The 131st Annual Meeting (November 15-19, 2003) of APHA

4269.0: Tuesday, November 18, 2003 - 4:45 PM

Abstract #65985

Do-not-hospitalize orders and nursing homes in the United States: Prevalence and compliance in a nationally representative sample

Aram Dobalian, PhD, MPH, JD, Health Services Administration, University of Florida, P.O. Box 100195, Gainesville, FL 32610-0195, 352-273-6081, adobalia@hp.ufl.edu

Purpose: To determine nursing resident and facility characteristics associated with do-not-hospitalize (DNH) orders and whether nursing homes comply with residents’ DNH orders prohibiting inpatient hospitalization. Design and Methods: Using data from the nationally representative 1996 Nursing Home Component of the Medical Expenditure Panel Survey, we developed a multivariate logistic regression model. Results: Three percent of residents had DNH orders. These residents were approximately half as likely to be hospitalized (odds ratio, 0.43; 95% confidence interval, 0.28-0.67). Residents in not for-profit or public facilities were less likely to be hospitalized compared to those in for-profit homes. Hospitalization was more likely among males, racial/ethnic minorities, those with more diagnosed health conditions, and those in facilities in the South compared to those in the Midwest. Hospitalized residents with DNH orders had no ADL limitations, were not located in hospital-based nursing homes, were less likely to be in a for-profit facility, and were sicker than non-hospitalized residents with DNH orders.

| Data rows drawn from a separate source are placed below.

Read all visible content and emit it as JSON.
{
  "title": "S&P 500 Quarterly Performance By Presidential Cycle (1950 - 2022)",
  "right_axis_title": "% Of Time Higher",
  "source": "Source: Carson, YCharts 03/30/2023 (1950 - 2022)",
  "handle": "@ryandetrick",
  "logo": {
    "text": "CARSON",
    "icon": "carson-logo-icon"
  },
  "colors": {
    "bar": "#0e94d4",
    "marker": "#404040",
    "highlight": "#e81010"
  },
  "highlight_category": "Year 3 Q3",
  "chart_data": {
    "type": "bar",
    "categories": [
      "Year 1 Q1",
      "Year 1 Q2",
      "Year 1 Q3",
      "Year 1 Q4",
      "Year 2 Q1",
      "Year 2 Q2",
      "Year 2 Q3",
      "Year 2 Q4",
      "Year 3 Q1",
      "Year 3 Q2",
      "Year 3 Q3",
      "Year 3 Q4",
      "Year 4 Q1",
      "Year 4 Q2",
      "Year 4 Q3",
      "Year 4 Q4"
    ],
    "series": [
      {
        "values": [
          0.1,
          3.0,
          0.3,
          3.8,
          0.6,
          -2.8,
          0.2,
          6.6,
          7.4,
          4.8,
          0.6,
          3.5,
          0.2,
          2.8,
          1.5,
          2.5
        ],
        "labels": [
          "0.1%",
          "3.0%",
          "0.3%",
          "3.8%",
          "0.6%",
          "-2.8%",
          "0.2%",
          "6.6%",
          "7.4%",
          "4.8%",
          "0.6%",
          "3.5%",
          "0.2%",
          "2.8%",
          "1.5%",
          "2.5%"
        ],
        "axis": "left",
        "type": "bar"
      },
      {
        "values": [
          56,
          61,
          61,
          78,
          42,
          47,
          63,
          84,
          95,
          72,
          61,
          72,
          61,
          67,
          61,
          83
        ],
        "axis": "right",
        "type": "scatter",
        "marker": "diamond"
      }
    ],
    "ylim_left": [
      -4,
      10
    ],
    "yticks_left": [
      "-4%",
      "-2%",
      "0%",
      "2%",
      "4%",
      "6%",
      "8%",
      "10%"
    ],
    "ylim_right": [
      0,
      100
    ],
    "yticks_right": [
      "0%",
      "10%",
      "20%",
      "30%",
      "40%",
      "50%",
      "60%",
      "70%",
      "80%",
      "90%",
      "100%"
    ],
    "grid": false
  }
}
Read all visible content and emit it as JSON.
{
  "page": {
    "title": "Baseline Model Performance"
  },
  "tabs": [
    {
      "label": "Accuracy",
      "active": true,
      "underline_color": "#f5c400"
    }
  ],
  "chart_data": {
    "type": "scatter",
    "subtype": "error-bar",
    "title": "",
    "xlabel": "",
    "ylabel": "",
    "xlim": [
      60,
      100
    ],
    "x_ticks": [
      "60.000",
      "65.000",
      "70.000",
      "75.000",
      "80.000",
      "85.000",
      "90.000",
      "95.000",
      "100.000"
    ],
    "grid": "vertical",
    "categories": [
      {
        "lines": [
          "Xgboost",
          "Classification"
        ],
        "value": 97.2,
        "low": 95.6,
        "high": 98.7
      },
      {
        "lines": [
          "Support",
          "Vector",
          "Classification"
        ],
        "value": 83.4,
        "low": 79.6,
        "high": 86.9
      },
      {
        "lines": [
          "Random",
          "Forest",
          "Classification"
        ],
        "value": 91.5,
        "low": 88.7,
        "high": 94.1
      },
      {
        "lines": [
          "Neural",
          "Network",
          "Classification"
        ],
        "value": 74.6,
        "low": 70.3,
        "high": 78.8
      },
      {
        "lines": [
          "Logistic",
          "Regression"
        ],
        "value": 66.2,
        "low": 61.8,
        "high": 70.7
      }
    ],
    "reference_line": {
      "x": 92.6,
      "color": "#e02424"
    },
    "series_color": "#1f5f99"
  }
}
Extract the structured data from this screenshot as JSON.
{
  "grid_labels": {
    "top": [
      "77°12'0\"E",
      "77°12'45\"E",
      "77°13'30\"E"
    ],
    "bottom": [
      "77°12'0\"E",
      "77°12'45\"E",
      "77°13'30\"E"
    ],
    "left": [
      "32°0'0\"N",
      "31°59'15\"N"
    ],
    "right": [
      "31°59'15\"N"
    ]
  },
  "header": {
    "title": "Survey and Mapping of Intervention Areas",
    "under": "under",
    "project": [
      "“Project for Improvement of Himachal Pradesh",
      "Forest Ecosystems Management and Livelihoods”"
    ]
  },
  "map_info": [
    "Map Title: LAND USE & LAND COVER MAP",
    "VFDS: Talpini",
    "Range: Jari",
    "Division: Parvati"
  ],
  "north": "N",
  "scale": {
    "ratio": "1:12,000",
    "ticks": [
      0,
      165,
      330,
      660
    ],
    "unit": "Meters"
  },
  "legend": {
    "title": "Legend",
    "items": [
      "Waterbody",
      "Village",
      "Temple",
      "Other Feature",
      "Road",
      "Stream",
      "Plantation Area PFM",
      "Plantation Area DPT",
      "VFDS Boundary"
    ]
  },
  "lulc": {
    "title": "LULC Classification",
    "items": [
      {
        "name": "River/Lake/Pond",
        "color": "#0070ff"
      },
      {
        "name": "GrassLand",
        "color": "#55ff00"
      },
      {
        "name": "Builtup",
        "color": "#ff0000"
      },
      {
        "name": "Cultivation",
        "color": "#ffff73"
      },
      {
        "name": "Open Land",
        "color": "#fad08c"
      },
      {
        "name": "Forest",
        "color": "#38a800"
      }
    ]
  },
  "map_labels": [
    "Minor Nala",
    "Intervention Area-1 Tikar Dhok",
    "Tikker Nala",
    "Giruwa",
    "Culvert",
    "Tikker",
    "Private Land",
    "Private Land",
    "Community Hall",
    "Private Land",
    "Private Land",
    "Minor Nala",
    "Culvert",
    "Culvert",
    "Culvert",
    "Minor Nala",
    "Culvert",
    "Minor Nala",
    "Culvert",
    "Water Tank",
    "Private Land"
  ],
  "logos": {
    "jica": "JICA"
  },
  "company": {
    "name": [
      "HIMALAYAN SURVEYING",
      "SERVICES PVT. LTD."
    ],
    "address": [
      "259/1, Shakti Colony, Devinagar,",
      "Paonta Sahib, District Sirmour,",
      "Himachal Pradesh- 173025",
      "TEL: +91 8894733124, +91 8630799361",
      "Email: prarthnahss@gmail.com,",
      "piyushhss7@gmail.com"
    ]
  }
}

Hospitalized residents with DNH orders were more likely to have Alzheimer’s. Implications: In general, nursing homes comply with resident preferences to forego hospitalization as expressed in their DNH orders. Proponents of the use of advance directives to promote patient autonomy and self-determination should be encouraged by this result. Nevertheless, 13% of residents with DNH orders were hospitalized, suggesting that nursing homes need to undertake additional measures to ensure that patient preferences for medical care are honored. These transfers to high-cost facilities, if indeed inappropriate, provide no societal benefit.

Learning Objectives:

Keywords: End-of-Life Care, Long-Term Care

Presenting author's disclosure statement:
I do not have any significant financial interest/arrangement or affiliation with any organization/institution whose products or services are being discussed in this session.